Sabahın erken saatlerinde okullar sıraya dizilir, öğrenciler ellerinde bayraklarla marşlar söylerdi.
İşçiler iş kıyafetleriyle korteje katılır, alın teriyle Cumhuriyeti selamlardı.
O zamanlar büyük bandolar yoktu,
ama okulun trampet ve borazan takımı vardı.
O çocuklar, yürekten çalarlardı o borazanları…
Sesleri dağlardan yankılanır, sanki “Yaşasın Cumhuriyet!” der gibi
Sanki bir senfoni orkestrası gibi, coşkuyla, inançla çalarlardı.
Bayram sadece Kandilli’nin değil, çevre köylerin de bayramıydı.
Neyren köyü okulu ve halki sabahın erkeninde yola düşer,
ellerinde bayraklarla meydandaki kutlamalara katılırdı.
Kadınıyla erkeğiyle, genciyle yaşlısıyla herkes bir olurdu;
meydan dolup taşar, yürekler tek ses olurdu.
Bayramdan sonra “Cumhuriyet balosu” yapılırdı.
O balolarda gençler kız arkadaşlarıyla dans eder,
mütevazı bir orkestranın çaldığı valslerle, tangolarla
dans edilir gözlerde umut, yüreklerde gurur dolardı.
Kimse kimseye üstünlük taslamaz,
elbiseye değil, insanın yüreğine bakılırdı.
Akşam olunca Fener alayıyla Kandilli ışığa bürünür havai fişekler atılırdı
Biz o günleri yaşadık, o coşkuyu hissettik.
Şimdi torunlarımız için anlatıyoruz; unutmasınlar diye…
Cumhuriyetin nasıl emekle, birlikle, yürekle yaşatıldığını.
Çünkü Cumhuriyet, sadece bir yönetim değil; emeğin, eşitliğin, bilimin ve onurun adıdır.
Yaşasın Cumhuriyet!
— Kandilli’nin emekçi emekli kuşağından selâmlar
Bugünlerde kıymetini daha iyi anlıyoruz .

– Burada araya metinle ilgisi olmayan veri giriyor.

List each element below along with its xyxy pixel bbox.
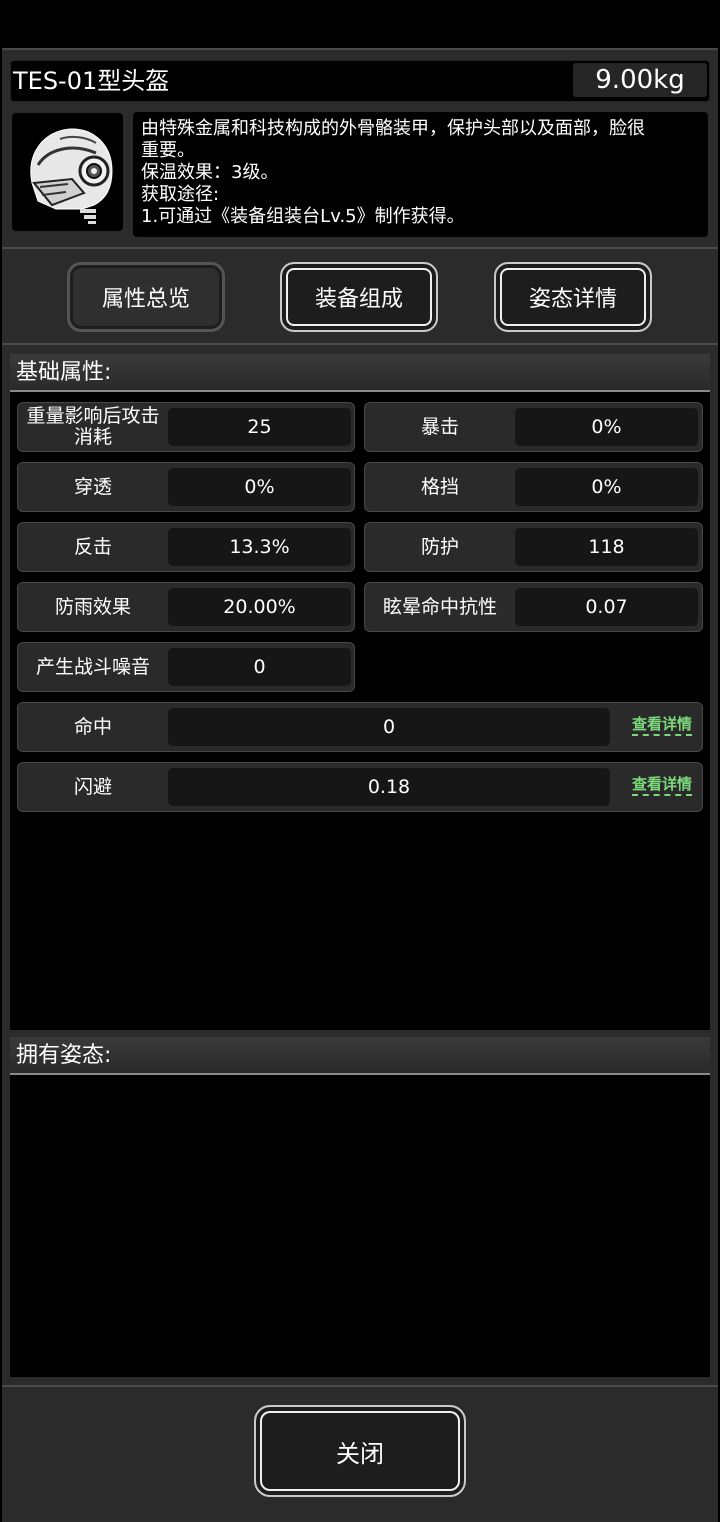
stat-value: 0% bbox=[515, 468, 698, 506]
description-line: 由特殊金属和科技构成的外骨骼装甲，保护头部以及面部，脸很 bbox=[141, 118, 645, 139]
description-line: 保温效果：3级。 bbox=[141, 162, 279, 183]
stat-rainproof: 防雨效果 20.00% bbox=[17, 582, 355, 632]
divider bbox=[2, 247, 718, 249]
postures-title: 拥有姿态: bbox=[10, 1037, 710, 1075]
stat-label: 反击 bbox=[73, 535, 112, 558]
stat-stun-resist: 眩晕命中抗性 0.07 bbox=[364, 582, 703, 632]
tab-attributes-overview[interactable]: 属性总览 bbox=[67, 262, 225, 332]
description-line: 重要。 bbox=[141, 140, 195, 161]
stat-value: 0 bbox=[168, 708, 610, 746]
stat-label: 格挡 bbox=[420, 475, 459, 498]
divider bbox=[2, 343, 718, 345]
item-weight: 9.00kg bbox=[573, 63, 707, 97]
stat-label: 暴击 bbox=[420, 415, 459, 438]
stat-value: 0% bbox=[515, 408, 698, 446]
stat-label: 防护 bbox=[420, 535, 459, 558]
stat-penetration: 穿透 0% bbox=[17, 462, 355, 512]
basic-attributes-title: 基础属性: bbox=[10, 354, 710, 392]
tab-posture-details[interactable]: 姿态详情 bbox=[494, 262, 652, 332]
stat-attack-cost: 重量影响后攻击消耗 25 bbox=[17, 402, 355, 452]
stat-value: 0% bbox=[168, 468, 351, 506]
stat-accuracy: 命中 0 查看详情 bbox=[17, 702, 703, 752]
divider bbox=[2, 1385, 718, 1387]
helmet-icon bbox=[30, 128, 113, 224]
item-title-bar: TES-01型头盔 9.00kg bbox=[10, 60, 710, 102]
stat-label: 闪避 bbox=[73, 775, 112, 798]
item-description: 由特殊金属和科技构成的外骨骼装甲，保护头部以及面部，脸很 重要。 保温效果：3级… bbox=[133, 112, 708, 237]
stat-protection: 防护 118 bbox=[364, 522, 703, 572]
stat-crit: 暴击 0% bbox=[364, 402, 703, 452]
stat-combat-noise: 产生战斗噪音 0 bbox=[17, 642, 355, 692]
view-details-link[interactable]: 查看详情 bbox=[631, 714, 692, 736]
stat-counter: 反击 13.3% bbox=[17, 522, 355, 572]
item-name: TES-01型头盔 bbox=[13, 67, 170, 95]
close-button[interactable]: 关闭 bbox=[254, 1405, 466, 1497]
stat-dodge: 闪避 0.18 查看详情 bbox=[17, 762, 703, 812]
description-line: 获取途径: bbox=[141, 184, 220, 205]
stat-label: 命中 bbox=[73, 715, 112, 738]
stat-label: 防雨效果 bbox=[54, 595, 131, 618]
item-icon-frame bbox=[12, 113, 123, 231]
stat-label: 重量影响后攻击消耗 bbox=[26, 405, 160, 448]
stat-block: 格挡 0% bbox=[364, 462, 703, 512]
view-details-link[interactable]: 查看详情 bbox=[631, 774, 692, 796]
tab-equipment-composition[interactable]: 装备组成 bbox=[280, 262, 438, 332]
stat-value: 118 bbox=[515, 528, 698, 566]
stat-label: 穿透 bbox=[73, 475, 112, 498]
stat-value: 25 bbox=[168, 408, 351, 446]
stat-value: 0.18 bbox=[168, 768, 610, 806]
stat-value: 13.3% bbox=[168, 528, 351, 566]
basic-attributes-section: 基础属性: 重量影响后攻击消耗 25 暴击 0% 穿透 0% 格挡 0% 反击 … bbox=[10, 354, 710, 1030]
stat-value: 0 bbox=[168, 648, 351, 686]
postures-section: 拥有姿态: bbox=[10, 1037, 710, 1377]
stat-value: 20.00% bbox=[168, 588, 351, 626]
stat-label: 眩晕命中抗性 bbox=[382, 595, 497, 618]
stat-value: 0.07 bbox=[515, 588, 698, 626]
description-line: 1.可通过《装备组装台Lv.5》制作获得。 bbox=[141, 206, 465, 227]
stat-label: 产生战斗噪音 bbox=[35, 655, 150, 678]
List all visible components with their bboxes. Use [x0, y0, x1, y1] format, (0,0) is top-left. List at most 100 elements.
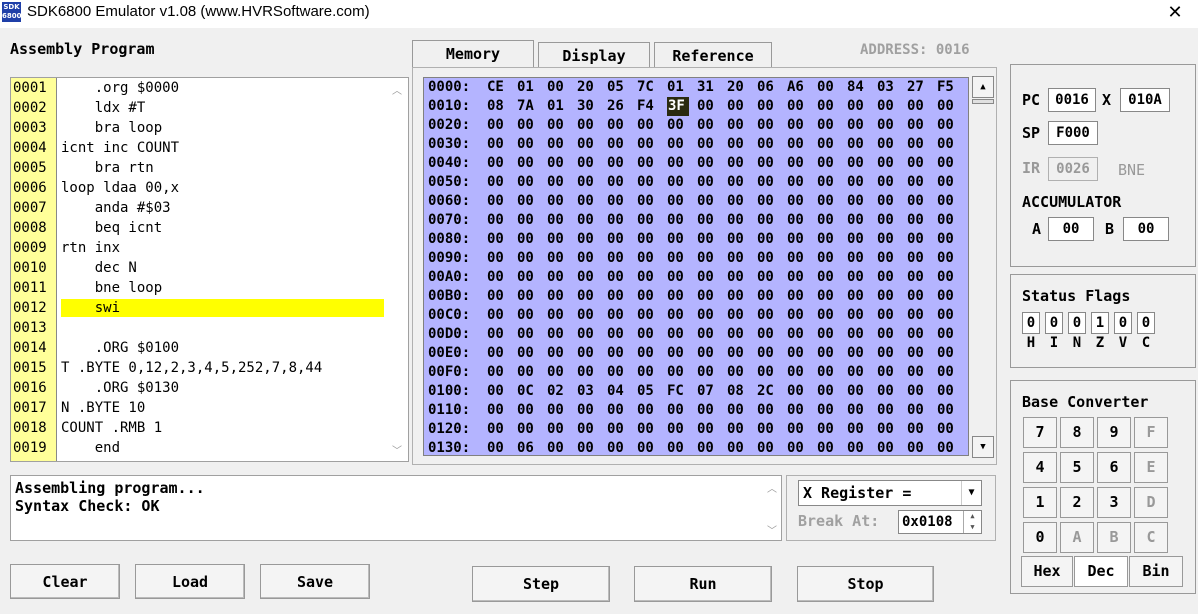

Cumhuriyet kimsesizlerin kimsesidir. Cumhuriyet özgürlük, eşitlik, bağımsızlık, kardeşlik ve barış içinde yaşamaktır. Bizlere bu güzel ülkeyi ve Cumhuriyet'i armağan eden Ulu Önder Mustafa Kemal Atatürk ve yol arkadaşlarına selam olsun. 29 Ekim Cumhuriyet Bayramımız kutlu olsun.